The aspiring Mayor was carried triumphantly to the Selakas’ box. The introduction enabled Oïdas to relieve Inarime of her saucer, which he did with ponderous civility. She was hot and wretched in spite of the eaten ice. Of the Mayor’s presence she took no note; in spirit she gazed gloomily back upon the departed vision of Gustav so harrowingly evoked by the music. Oïdas devoted himself to Selaka with an occasional inclusive droop towards Inarime, whom he furtively and appraisingly observed. Into his box opposite Stavros entered, circumspect, thoroughly unobstructive, having joined the Government and resigned the editorship of the “New Aristophanes.” He looked casually at Constantine, and bit his underlip, it might be to restrain a blush or a smile.

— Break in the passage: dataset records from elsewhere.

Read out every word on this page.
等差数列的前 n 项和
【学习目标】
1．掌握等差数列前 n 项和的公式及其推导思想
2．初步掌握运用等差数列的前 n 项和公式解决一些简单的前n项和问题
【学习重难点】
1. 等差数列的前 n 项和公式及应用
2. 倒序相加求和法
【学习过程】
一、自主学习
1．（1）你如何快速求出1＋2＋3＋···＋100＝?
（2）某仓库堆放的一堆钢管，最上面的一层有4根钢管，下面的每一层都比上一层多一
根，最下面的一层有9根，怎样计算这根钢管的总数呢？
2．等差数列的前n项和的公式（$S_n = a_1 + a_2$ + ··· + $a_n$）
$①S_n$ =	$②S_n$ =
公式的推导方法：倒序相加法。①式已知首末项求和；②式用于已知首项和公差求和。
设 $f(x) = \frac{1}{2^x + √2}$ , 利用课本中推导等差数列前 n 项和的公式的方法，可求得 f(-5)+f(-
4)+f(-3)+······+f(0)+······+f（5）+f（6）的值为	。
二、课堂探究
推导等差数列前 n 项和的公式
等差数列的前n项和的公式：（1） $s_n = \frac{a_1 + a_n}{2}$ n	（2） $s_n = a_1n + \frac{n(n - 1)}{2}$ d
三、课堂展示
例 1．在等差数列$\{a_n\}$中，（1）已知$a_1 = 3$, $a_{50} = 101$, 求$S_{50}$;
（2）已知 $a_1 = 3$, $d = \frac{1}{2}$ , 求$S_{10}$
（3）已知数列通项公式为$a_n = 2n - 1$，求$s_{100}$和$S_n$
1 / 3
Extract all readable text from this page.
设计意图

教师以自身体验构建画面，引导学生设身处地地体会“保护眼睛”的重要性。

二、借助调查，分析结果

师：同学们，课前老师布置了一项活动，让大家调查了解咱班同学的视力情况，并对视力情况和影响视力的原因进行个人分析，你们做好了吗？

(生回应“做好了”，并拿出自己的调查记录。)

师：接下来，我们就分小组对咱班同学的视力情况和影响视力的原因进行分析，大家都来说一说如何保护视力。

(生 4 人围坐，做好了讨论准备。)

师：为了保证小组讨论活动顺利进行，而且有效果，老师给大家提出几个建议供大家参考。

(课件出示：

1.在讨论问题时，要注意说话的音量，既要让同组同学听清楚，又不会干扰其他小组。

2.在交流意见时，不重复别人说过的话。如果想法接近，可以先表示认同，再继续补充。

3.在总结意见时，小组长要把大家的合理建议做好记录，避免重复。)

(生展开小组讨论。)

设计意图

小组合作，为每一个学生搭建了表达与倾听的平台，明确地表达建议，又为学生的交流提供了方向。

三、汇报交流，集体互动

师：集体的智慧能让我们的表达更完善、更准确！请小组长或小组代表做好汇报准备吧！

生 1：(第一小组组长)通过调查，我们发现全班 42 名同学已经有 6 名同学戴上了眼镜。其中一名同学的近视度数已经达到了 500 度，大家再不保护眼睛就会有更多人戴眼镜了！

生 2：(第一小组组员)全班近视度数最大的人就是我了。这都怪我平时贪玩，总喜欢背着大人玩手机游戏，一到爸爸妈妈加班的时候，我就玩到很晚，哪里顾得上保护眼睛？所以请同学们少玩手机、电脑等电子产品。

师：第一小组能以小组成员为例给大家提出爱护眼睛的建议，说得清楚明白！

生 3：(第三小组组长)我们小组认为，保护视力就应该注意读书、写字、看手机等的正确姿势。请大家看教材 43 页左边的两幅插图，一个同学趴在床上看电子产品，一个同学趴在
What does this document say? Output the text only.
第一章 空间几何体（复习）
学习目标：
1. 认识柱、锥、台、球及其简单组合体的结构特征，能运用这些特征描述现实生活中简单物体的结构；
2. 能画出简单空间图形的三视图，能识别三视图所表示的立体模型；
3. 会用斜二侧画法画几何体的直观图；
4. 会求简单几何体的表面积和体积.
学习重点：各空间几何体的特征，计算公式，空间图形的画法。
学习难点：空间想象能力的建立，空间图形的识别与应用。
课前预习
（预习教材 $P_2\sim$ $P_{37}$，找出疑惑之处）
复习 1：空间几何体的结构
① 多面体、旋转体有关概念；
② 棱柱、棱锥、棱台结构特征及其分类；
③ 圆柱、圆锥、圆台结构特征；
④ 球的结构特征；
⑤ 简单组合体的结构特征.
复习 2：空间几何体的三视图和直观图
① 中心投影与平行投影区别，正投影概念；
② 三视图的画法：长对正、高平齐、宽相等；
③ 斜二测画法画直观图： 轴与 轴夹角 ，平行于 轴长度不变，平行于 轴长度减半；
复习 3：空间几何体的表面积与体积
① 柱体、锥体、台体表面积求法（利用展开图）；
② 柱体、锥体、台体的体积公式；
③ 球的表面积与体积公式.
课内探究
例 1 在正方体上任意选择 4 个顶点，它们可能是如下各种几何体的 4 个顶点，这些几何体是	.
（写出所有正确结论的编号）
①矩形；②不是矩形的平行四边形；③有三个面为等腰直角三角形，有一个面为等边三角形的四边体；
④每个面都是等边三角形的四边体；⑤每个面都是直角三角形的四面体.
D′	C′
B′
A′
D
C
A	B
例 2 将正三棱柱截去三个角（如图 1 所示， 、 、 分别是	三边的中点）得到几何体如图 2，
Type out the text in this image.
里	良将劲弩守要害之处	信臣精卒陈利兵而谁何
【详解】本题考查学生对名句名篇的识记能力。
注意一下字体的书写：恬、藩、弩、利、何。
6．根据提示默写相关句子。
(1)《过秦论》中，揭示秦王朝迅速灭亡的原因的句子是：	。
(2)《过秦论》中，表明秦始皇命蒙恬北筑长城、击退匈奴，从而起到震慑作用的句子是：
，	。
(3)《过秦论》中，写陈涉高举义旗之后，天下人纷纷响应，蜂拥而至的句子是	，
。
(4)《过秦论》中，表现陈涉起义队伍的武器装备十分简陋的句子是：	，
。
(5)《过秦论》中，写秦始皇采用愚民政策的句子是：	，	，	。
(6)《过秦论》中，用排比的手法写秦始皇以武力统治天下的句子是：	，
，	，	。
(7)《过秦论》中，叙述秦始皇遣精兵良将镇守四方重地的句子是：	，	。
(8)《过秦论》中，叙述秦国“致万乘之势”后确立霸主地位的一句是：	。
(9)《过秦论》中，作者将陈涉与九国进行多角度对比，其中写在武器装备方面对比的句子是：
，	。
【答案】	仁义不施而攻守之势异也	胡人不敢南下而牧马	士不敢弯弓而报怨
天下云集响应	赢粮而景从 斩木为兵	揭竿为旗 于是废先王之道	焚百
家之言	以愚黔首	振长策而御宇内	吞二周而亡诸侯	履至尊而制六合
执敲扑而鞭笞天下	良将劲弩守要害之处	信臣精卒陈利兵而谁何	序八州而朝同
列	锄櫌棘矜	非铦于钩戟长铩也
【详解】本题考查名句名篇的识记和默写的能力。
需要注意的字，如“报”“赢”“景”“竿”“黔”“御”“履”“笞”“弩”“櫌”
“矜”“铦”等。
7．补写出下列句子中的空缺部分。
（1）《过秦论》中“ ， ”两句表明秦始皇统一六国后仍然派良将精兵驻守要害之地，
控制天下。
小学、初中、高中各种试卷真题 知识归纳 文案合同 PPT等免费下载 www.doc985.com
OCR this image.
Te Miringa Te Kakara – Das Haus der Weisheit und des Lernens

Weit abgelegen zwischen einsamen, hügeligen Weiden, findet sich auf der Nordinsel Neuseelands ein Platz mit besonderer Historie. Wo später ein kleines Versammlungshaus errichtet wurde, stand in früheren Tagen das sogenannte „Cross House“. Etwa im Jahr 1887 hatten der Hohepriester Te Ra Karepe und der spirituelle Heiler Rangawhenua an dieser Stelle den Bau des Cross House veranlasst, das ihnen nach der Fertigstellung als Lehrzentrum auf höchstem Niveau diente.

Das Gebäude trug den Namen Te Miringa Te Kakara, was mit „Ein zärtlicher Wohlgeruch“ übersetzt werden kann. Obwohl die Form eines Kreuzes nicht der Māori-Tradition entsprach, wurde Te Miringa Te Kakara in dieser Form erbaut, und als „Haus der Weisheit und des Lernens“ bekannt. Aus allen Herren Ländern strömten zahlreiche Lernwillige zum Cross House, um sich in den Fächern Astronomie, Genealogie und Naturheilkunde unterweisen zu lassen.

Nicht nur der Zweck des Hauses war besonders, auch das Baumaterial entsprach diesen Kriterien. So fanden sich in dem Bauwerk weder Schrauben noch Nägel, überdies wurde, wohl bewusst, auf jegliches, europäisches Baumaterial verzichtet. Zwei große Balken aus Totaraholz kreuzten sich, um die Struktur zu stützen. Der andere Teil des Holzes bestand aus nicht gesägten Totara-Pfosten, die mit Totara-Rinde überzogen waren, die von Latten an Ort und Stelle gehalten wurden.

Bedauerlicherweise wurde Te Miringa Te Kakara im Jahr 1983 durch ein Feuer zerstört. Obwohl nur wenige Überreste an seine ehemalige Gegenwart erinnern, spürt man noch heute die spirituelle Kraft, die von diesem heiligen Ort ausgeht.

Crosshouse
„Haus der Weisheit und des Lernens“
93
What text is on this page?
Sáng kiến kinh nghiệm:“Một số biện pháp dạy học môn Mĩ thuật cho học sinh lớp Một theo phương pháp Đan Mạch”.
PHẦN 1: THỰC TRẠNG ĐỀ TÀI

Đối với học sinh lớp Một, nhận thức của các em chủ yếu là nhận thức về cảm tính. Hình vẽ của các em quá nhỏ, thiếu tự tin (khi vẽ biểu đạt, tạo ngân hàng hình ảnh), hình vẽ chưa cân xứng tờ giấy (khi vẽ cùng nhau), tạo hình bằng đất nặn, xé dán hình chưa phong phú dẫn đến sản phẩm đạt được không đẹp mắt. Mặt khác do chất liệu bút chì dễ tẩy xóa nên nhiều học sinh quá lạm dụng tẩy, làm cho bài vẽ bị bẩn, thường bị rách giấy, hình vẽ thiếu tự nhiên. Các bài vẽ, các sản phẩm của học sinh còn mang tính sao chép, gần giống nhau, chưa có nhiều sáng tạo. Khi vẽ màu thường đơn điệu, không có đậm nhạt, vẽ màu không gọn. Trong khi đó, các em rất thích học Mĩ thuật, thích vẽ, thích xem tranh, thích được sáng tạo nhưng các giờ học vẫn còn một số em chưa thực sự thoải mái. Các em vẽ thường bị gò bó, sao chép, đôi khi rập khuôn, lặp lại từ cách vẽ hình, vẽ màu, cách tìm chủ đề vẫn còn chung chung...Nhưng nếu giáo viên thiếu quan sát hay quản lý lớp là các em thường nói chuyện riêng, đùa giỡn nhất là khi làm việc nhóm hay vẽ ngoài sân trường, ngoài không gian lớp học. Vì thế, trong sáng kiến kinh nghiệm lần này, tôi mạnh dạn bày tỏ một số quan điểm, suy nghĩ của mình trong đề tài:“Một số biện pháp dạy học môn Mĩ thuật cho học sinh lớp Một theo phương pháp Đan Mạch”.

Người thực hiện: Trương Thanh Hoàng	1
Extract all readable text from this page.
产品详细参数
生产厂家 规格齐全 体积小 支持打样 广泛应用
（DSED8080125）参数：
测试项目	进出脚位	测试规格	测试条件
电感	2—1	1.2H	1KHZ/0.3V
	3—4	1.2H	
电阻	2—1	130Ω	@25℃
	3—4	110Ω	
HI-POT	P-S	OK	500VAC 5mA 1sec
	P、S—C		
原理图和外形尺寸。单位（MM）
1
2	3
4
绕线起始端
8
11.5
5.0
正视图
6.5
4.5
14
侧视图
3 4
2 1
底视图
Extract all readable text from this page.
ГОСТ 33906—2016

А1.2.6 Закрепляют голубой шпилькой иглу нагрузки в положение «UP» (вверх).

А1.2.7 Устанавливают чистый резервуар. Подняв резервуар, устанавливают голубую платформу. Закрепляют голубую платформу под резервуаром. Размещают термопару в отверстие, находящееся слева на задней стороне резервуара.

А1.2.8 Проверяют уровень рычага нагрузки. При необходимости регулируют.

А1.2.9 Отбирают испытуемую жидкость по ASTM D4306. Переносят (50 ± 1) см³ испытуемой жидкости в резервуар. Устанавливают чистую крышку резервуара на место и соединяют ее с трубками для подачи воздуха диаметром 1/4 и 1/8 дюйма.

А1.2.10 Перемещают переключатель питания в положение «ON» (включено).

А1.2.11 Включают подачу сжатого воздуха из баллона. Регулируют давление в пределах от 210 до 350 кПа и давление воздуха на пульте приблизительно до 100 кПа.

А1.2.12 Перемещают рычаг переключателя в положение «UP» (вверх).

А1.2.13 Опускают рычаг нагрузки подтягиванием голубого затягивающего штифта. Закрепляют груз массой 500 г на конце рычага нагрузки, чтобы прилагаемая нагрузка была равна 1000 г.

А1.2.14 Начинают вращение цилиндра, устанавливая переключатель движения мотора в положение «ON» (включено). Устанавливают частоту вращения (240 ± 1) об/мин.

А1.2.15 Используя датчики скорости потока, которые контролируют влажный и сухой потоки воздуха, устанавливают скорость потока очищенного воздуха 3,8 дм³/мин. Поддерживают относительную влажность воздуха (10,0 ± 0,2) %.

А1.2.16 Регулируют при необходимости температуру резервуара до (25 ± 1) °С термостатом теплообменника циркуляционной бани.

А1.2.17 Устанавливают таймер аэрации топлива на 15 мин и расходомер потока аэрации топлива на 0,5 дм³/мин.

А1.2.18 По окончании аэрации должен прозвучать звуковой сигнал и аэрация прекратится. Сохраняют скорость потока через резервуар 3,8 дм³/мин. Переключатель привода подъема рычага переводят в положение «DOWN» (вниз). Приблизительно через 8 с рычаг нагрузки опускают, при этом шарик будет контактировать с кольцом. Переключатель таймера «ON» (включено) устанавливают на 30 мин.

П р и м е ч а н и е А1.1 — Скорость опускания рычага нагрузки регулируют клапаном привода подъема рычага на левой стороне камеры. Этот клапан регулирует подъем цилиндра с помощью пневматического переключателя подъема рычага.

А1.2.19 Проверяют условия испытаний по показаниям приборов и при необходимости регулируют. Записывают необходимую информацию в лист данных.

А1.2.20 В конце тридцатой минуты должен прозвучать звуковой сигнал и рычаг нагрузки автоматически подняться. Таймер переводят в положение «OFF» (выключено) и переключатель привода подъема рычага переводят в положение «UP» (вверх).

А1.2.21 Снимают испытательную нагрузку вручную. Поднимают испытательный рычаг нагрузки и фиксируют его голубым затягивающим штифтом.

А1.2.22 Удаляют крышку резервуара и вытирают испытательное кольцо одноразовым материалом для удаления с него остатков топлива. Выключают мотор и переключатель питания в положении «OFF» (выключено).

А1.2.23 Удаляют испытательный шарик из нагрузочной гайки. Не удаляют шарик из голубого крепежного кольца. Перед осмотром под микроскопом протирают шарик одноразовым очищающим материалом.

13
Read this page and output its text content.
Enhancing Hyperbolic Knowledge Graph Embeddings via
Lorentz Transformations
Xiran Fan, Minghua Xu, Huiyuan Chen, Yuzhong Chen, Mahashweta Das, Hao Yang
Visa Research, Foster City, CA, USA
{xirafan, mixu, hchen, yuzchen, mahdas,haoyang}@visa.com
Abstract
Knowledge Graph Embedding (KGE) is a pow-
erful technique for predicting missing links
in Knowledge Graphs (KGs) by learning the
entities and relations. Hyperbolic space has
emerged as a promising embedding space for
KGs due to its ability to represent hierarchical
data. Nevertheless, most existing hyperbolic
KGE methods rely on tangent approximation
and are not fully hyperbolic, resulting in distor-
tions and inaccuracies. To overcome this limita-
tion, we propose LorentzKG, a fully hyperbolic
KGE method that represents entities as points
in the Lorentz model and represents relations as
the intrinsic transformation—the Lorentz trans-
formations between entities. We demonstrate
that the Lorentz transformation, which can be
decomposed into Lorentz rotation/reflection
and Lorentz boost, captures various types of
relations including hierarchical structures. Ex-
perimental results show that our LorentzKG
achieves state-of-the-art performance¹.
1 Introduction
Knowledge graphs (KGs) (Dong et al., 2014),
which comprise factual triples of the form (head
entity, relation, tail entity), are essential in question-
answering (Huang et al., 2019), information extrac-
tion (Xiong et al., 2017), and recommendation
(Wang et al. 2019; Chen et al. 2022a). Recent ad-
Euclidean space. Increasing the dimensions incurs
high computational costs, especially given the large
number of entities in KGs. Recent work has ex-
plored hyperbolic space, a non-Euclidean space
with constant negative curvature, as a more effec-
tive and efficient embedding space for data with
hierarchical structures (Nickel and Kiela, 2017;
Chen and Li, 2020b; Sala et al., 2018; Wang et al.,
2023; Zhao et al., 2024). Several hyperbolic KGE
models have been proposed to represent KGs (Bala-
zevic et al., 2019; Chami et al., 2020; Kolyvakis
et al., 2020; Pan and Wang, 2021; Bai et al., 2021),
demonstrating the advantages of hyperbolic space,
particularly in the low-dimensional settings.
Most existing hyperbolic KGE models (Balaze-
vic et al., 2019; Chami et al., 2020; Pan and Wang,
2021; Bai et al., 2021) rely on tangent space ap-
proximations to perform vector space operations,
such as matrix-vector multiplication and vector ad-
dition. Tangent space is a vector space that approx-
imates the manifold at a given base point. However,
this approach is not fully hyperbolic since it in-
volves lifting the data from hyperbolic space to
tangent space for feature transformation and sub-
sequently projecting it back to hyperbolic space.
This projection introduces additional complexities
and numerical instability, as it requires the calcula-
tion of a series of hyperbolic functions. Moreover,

In the next box, just before the curtain went up on the second act, Miltiades rose like an evening sun upon the amazed scene, in grande tenue, cheerfully attended by his mother and Andromache.
“Your twin-soul,” whispered Agiropoulos. “Hector is called.”
Rudolph turned round quickly, beheld Andromache with soft invitation in her glance, jumped up, and in passing down the house, his eyes rested for one moment on Inarime’s face. He withdrew them angrily, in the delicate belief that even a dim consciousness of any other woman’s beauty but his own particular lady’s was almost a deliberate disloyalty.
“Oh, Rudolph, have you not seen her? Is she not beautiful?” Andromache enthusiastically asked, as she turned round her affectionate and glowing face to his when greetings were over, and he had taken his recognised place behind her chair.
“Who?” Rudolph whispered; rapture demanding that their lightest words should be folded in mystery.
Andromache pointed to the Selaka box. The young man looked steadily across over Andromache’s shoulder, frowned a little, and admitted grudgingly:
“She is handsome, but not soft and sweet like my Andromache.”
“Oh, Rudolph!” Andromache flashed on him delightedly.
He had only the day before come back from the Peloponnesus, and in a week he hoped to have summoned up courage to declare his honourable bondage to the baron, and start for Austria to conclude pre-nuptial arrangements.